2024 年 Annual62 巻 Abstract 号 p. 276_1
骨格筋量(SMI)や骨格筋の横断面積は断層画像から計測可能であり,健康状態の定量的な把握に不可欠である.我々は,画像情報の有効活用を目的とした診断支援システム開発として,CT画像における骨格筋の部位別認識に取り組んでいる.
本研究では,体幹部CT画像における深部骨格筋である腰方形筋,大腰筋および腸骨筋の3領域を2D U-Netにより認識する.提案手法の特徴は,認識対象のそれぞれの部位別の骨格筋領域と,それ以外の領域をまとめた骨格筋領域を併用学習することである.
骨格筋の併用学習による腰方形筋,大腰筋および腸骨筋の認識精度は,それぞれ85.2%,92.2%および92.7%であった.これに対し,骨格筋の併用学習を行わない場合の認識精度は,23.4%,91.1%および89.0%であり,すべての領域で提案手法である骨格筋の併用学習による認識の精度が有意に高い(Wilcoxon, p<.05).

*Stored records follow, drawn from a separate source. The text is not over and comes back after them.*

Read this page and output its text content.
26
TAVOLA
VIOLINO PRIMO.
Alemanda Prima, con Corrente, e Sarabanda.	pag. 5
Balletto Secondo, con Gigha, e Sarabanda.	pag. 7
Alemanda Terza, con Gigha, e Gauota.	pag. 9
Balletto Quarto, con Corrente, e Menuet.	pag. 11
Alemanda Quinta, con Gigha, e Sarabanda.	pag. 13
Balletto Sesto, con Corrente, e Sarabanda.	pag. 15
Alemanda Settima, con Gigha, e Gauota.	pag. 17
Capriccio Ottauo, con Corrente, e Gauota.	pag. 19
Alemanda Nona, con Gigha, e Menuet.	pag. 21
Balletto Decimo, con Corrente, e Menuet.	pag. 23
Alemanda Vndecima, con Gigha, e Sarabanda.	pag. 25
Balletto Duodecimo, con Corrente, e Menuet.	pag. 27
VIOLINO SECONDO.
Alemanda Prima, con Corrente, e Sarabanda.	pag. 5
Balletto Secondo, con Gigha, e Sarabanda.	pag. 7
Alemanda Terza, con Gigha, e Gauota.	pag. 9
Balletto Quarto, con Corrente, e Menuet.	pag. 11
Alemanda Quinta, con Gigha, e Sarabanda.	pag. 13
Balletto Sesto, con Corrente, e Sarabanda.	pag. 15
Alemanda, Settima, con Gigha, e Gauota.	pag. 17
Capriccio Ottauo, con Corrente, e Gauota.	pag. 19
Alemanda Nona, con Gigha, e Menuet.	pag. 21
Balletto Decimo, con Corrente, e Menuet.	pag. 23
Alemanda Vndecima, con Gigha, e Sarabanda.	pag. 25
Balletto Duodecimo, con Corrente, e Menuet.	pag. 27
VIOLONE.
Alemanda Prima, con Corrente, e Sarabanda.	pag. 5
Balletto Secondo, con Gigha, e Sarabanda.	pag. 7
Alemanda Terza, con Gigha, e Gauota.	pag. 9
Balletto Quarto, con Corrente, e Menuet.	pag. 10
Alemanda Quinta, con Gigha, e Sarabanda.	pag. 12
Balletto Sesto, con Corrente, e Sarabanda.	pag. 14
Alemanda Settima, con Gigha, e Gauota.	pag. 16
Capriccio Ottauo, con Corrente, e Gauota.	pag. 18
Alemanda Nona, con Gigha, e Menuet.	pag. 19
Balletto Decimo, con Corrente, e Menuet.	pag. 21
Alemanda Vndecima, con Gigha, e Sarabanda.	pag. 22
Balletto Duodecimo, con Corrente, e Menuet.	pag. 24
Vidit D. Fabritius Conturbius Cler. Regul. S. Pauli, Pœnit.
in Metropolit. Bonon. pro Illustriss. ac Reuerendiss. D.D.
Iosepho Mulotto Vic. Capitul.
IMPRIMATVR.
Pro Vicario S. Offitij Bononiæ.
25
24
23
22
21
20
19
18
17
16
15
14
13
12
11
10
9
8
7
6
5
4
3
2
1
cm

提案手法である骨格筋の併用学習は,骨格筋の部位別自動認識において対象部位の認識精度を高めるだけでなく,骨格筋領域全体を平均92.3%の精度で認識可能とした.提案手法は断層画像のどの断面にも描出される骨格筋を利用することを特徴とするため,FOVの異なる画像に対しても有効であると考える.今後は,本研究で対象とした深部だけでなく,表層部における骨格筋の部位別認識において,FOVに対する頑健性とともに検証を行う.